Using the mechanism outlined above a user can send a service request for transaction with contract specified as a sender and user specified as a cosigner (with any appropriate witness scope). Contract backend monitoring the network can see the request and based on its logic either complete it by providing contract's signature (thereby sponsoring it) or not.

[roman-khimov]

Update based on one problem noticed an hour after the post. Waiting for feedback otherwise.

Amendment №1
As "1 out of N" verification contract may be dangerous in presence of malicious notaries additional restrictions should be applied (implemented in the verify method):

• Notary contract signer could only have "None" witness scope.
• transactions with this signer must have "notary assisted" attribute
• if Notary address is a sender a check should be made that there exists another signer and that this signer has enough balance on his account

[shargon]

We can create a new message type, incomplete message, type, content and current signatures. Then it's possible to create a plugin in order to collect the specific messages an relay them.

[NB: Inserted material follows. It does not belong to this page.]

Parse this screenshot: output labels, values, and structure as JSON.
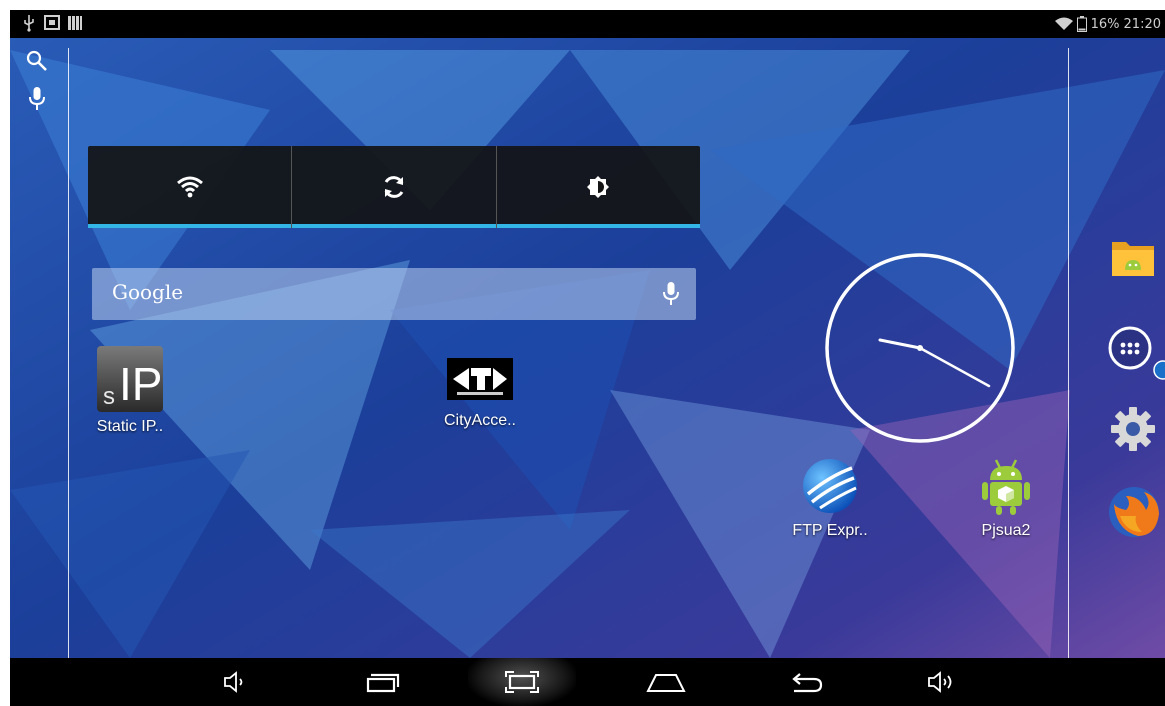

But how to prevent the spam? i think that it will be better to do that with a smart contract, they will pay for use the network.

[roman-khimov]

We can create a new message type, incomplete message, type, content and current signatures. Then it's possible to create a plugin in order to collect the specific messages an relay them. But how to prevent the spam?

Yeah, that's one of the key problems here, it's not hard to make a new broadcasted message, but it needs to be limited somehow because otherwise it's trivial to flood the network. At the moment we broadcast transactions, blocks and consensus payloads. Blocks can only be collectively signed by CNs, as long as BFT number of CNs follow the protocol it's not a problem. Consensus payloads are signed by CNs individually, that's a bit more tricky, a rogue CN can at the moment send lots of consensus payloads without any real restriction, but usually CNs don't do that and even if some would try doing so it'd be quickly detected and acted upon. Transactions are limited by sender's GAS, that works fine too, sending lots of transactions has some cost to it.

While we can theoretically accept incomplete transactions into mempool (some special part of it) and use the same GAS locking as for ordinary transactions, we'll get some variation of #1527 problem and the problem of transactions never completing signature collection (it can be mitigated, but still).

So that's where this native contract deposit scheme with fallbacks comes from.

And IMO it also shows how various P2P services can be provided in a safe manner with the result being pushed to the chain (#1584, cough). The very early draft even specifically had generic "service request" and "service attribute" things introduced, but it was decided to not overcomplicate this for now and concentrate on one specific service. We can extend it in the future, of course.

i think that it will be better to do that with a smart contract, they will pay for use the network.

Going through the chain for each signer?

[vncoelho]

We could just have a new attribute that says incomplete transaction and a specific verification script (as always).
Nodes would map in their mempool those TXs and, if possible, broadcast a merged one.
That would save load on consecutive peers.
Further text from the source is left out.